Fruits, vegetables and broth-based soups are examples of foods with a low energy density. Small servings of whole grains, such as quinoa, barley and millet, are also good choices thanks to their fiber content. The fiber in the grains takes longer to digest, delaying hunger.

You also don't want to skimp on protein. High-protein foods, such as lean meat, poultry, fish, low-fat dairy, soy and beans, help satisfy hunger better than carbs, according to a 2008 research published in the American Journal of Clinical Nutrition. Protein takes longer to digest and forces your body to use slightly more calories to process, too.

Be sure to include a serving of protein with each meal to keep hunger at bay.
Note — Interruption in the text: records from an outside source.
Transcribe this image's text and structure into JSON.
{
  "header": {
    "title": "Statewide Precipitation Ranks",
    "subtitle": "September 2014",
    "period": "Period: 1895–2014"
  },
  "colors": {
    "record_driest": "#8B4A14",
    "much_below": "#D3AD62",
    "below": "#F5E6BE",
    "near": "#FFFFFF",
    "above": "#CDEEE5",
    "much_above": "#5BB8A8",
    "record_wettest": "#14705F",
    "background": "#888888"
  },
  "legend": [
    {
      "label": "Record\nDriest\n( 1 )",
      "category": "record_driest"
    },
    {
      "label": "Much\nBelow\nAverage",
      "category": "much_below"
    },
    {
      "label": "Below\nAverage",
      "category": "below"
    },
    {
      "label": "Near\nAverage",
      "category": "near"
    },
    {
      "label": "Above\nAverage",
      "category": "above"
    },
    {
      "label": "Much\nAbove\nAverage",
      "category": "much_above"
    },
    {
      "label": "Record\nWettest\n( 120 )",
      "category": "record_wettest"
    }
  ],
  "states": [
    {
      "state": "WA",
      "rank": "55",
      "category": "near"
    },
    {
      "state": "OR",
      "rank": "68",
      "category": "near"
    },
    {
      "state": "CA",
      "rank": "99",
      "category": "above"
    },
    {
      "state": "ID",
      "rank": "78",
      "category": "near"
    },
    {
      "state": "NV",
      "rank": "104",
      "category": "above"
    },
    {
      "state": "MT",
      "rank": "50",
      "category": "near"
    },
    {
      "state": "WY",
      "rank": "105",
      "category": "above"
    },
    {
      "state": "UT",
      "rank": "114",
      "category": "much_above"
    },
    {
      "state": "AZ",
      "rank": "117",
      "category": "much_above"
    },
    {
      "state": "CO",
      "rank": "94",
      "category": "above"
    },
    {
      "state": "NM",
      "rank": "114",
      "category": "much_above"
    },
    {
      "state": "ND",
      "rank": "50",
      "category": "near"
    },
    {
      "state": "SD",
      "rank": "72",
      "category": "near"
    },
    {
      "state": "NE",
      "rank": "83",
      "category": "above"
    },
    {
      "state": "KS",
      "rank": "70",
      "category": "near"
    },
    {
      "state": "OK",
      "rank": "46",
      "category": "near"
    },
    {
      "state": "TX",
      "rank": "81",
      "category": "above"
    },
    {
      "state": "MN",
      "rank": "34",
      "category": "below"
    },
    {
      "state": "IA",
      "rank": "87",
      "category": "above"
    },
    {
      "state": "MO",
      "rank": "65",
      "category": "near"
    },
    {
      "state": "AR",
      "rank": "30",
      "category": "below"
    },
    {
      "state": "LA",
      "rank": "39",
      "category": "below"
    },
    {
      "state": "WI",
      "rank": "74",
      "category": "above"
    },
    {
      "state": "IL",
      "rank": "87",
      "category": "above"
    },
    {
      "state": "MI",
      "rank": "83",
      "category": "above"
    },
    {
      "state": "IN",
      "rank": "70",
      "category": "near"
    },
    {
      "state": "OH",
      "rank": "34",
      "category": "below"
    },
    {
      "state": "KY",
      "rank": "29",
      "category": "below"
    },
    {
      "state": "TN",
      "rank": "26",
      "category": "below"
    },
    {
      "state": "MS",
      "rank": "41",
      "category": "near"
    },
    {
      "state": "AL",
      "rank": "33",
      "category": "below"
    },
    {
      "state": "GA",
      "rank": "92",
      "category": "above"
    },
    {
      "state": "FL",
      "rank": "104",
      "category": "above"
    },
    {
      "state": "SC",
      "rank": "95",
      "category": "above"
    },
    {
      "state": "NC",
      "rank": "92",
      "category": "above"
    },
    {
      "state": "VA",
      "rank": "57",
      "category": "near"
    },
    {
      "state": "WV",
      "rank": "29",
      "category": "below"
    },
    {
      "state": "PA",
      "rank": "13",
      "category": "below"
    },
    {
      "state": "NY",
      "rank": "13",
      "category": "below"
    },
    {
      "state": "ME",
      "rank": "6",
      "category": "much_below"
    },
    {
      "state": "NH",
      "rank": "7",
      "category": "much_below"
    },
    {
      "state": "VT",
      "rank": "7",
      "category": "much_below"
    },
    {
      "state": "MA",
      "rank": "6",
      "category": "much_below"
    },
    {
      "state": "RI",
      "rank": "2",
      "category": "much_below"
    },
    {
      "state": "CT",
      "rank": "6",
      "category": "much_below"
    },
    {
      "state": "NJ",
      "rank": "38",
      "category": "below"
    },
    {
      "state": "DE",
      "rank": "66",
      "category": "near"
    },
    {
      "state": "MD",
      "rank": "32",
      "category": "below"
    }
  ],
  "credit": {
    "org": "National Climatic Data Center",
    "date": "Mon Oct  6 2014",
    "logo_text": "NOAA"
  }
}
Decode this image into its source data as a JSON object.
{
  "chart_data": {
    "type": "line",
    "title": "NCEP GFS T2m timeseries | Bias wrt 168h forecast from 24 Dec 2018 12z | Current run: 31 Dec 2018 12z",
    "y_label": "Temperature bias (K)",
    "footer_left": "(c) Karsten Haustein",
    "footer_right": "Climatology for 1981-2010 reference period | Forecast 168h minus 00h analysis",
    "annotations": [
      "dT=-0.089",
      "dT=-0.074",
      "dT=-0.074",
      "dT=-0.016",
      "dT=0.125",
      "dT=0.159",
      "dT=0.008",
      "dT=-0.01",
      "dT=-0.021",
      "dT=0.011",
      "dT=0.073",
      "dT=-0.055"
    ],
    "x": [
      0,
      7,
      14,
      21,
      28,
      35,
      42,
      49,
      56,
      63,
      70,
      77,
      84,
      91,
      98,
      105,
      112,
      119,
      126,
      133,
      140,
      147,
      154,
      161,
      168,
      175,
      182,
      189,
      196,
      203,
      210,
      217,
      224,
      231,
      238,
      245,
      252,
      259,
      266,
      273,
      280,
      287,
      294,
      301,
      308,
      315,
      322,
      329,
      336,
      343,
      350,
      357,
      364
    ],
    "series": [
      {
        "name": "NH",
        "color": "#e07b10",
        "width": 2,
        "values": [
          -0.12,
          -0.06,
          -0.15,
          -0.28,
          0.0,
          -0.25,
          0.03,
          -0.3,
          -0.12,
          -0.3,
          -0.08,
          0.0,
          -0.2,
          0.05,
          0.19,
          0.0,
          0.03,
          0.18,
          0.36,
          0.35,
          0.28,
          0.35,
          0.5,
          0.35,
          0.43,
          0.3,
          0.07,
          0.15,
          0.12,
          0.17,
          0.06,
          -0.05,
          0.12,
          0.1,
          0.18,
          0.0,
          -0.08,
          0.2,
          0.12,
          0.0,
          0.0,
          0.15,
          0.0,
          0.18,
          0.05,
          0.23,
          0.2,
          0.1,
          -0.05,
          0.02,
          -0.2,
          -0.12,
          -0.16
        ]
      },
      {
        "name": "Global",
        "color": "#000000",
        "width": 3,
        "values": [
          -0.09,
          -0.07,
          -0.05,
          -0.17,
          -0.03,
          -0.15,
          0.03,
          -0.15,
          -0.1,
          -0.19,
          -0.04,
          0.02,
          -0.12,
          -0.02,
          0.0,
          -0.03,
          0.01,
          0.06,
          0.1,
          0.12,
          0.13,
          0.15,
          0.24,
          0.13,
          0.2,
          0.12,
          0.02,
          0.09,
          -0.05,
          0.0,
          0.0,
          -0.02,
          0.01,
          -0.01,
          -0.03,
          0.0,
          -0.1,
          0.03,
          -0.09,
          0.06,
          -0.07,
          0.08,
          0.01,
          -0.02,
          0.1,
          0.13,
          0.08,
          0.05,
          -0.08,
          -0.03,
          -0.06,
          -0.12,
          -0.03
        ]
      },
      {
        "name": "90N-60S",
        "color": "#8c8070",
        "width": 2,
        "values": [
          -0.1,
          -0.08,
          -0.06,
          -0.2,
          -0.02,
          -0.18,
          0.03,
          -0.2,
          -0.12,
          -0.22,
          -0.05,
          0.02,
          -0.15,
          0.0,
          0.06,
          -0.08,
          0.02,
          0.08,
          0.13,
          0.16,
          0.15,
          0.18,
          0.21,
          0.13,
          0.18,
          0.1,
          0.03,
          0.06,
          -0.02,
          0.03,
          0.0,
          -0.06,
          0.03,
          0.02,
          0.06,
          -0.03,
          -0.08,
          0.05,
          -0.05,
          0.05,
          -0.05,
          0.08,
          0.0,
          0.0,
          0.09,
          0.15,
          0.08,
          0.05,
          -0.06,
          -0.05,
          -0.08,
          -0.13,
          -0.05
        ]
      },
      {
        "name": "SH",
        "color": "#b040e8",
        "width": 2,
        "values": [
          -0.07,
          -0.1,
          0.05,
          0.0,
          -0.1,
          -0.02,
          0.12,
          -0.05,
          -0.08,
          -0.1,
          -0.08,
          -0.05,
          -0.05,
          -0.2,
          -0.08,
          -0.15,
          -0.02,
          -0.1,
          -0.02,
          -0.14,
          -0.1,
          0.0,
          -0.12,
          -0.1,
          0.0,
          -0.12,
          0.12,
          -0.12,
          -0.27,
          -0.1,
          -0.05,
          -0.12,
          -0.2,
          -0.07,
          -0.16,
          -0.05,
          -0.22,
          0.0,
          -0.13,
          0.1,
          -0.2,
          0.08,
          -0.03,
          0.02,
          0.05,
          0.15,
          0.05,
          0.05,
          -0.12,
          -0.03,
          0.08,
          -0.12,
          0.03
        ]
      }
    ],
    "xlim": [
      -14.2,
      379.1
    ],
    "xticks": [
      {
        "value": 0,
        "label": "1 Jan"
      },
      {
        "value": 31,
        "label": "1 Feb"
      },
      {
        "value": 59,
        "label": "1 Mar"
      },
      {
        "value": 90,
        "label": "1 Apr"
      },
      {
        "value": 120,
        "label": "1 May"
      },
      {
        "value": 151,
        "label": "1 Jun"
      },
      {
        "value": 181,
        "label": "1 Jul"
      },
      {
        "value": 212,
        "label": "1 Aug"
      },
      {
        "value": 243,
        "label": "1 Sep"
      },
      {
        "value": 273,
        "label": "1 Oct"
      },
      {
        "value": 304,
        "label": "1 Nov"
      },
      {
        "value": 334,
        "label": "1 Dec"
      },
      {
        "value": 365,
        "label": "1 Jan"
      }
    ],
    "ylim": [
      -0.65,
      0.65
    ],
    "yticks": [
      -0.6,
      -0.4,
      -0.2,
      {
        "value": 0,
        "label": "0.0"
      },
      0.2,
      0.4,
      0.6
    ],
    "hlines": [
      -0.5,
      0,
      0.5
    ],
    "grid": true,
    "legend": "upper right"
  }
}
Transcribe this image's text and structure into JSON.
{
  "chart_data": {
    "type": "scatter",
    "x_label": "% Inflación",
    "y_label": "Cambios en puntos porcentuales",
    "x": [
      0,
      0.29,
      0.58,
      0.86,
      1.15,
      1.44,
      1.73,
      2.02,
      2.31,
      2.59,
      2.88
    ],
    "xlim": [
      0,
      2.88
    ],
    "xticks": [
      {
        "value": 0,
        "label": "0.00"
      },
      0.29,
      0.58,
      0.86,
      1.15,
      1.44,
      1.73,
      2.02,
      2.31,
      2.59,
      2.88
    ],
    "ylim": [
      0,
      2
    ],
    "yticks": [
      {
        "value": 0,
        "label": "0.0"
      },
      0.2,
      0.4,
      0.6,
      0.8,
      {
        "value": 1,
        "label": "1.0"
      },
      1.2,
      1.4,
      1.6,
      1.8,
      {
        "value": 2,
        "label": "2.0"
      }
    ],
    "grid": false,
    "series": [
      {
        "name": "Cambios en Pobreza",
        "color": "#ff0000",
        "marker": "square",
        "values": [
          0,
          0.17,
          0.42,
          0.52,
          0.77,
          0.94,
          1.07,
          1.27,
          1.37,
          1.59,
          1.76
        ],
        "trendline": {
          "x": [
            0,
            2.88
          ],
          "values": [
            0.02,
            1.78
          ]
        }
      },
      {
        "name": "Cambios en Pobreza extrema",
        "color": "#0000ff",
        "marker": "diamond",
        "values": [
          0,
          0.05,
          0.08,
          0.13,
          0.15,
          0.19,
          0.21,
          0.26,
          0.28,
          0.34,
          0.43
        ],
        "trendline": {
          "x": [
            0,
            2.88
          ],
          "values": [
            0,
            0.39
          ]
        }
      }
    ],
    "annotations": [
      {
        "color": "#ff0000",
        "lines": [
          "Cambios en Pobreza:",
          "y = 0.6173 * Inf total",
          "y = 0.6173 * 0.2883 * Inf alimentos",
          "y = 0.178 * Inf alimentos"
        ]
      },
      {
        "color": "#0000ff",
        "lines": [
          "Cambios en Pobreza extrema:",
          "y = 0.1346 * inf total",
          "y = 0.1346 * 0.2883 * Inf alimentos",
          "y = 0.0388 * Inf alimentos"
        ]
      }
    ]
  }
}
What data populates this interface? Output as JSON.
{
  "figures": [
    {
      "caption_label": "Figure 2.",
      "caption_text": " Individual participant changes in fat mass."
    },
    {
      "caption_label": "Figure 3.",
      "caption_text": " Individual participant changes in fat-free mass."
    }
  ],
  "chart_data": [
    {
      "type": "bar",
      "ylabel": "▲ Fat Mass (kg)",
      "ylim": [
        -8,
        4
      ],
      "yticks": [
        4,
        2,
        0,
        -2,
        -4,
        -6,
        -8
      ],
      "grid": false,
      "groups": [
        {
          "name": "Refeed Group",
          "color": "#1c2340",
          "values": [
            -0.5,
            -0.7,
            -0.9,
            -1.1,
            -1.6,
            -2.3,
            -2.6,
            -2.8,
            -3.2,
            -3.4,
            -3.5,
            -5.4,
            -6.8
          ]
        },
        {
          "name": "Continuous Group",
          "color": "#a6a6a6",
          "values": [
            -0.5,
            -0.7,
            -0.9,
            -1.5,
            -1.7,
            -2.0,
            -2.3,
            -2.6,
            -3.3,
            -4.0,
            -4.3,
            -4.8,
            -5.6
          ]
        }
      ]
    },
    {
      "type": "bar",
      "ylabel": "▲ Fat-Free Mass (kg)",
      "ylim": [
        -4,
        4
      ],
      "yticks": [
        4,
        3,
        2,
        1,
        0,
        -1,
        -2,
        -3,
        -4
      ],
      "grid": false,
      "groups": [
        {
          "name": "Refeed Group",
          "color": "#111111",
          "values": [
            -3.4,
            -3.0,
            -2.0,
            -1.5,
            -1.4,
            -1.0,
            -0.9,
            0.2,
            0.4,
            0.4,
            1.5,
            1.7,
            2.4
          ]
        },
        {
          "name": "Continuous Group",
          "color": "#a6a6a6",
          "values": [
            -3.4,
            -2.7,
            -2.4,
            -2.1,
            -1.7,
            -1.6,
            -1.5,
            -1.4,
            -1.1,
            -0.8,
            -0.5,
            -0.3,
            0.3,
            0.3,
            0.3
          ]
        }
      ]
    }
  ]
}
One egg has 6 grams of protein; a cup of milk contains 8 grams; 3 ounces of lean meat has 22 grams; 3 ounces of chicken breast has 26 grams.

Read more: 7-Day Weight-Loss Eating Plan

Diet Plan Strategies

Like your food choices, how often you eat is an important part of your diet plan when your aim is to lose 10 kilos. For energy and continued hunger control, eat three meals plus one to two snacks each day. Keep each meal about the same size, and include those foods that keep you feeling full by filling half your plate with veggies and fruit, and then adding protein and whole grains.

For example, breakfast might be two hard-boiled eggs with a slice of whole-wheat toast and a bowl of cantaloupe. Minestrone soup with a grilled chicken salad makes a good lunch choice. At dinner, fill up with broiled salmon, a baked sweet potato and roasted asparagus. Nonfat yogurt, fresh fruit, cut veggies, low-fat cheese or whole-grain crackers make good snack options.

Also, be sure to limit your intake of junk food — soda, sweet tea, cookies, cake, candy and fried foods. These types of foods raise your calorie intake without offering any health benefits. When it comes to drinks, water makes the best choice.

Exercise to Burn Off Kilograms

Every good weight-loss plan should include physical activity. Aerobic exercise, such as a brisk walk or a spin class, is a good way to burn off calories. Aim for 60 minutes of moderate-intensity exercise five days a week —a bike ride, jog or a water aerobics class are all options.

One of the consequences of slimming down is loss of lean muscle tissue. As you restrict calories, your body loses muscle along with fat.

Muscle helps your body burn calories, so limiting muscle loss can help you lose weight in a couple of ways. It can help prevent the plateau most dieters experience. Second, retaining lean body mass can keep your metabolism humming so you don't need to reduce your calories even further to continue losing weight.

You might be able to offset some of the muscle loss by including strength-training as part of your exercise routine.

Work out each major muscle group — legs, abs, chest, shoulders, back and arms — twice a week using free weights, weight machines or a resistance band. Leave at least one day between strength-training workouts to allow your muscles to rest.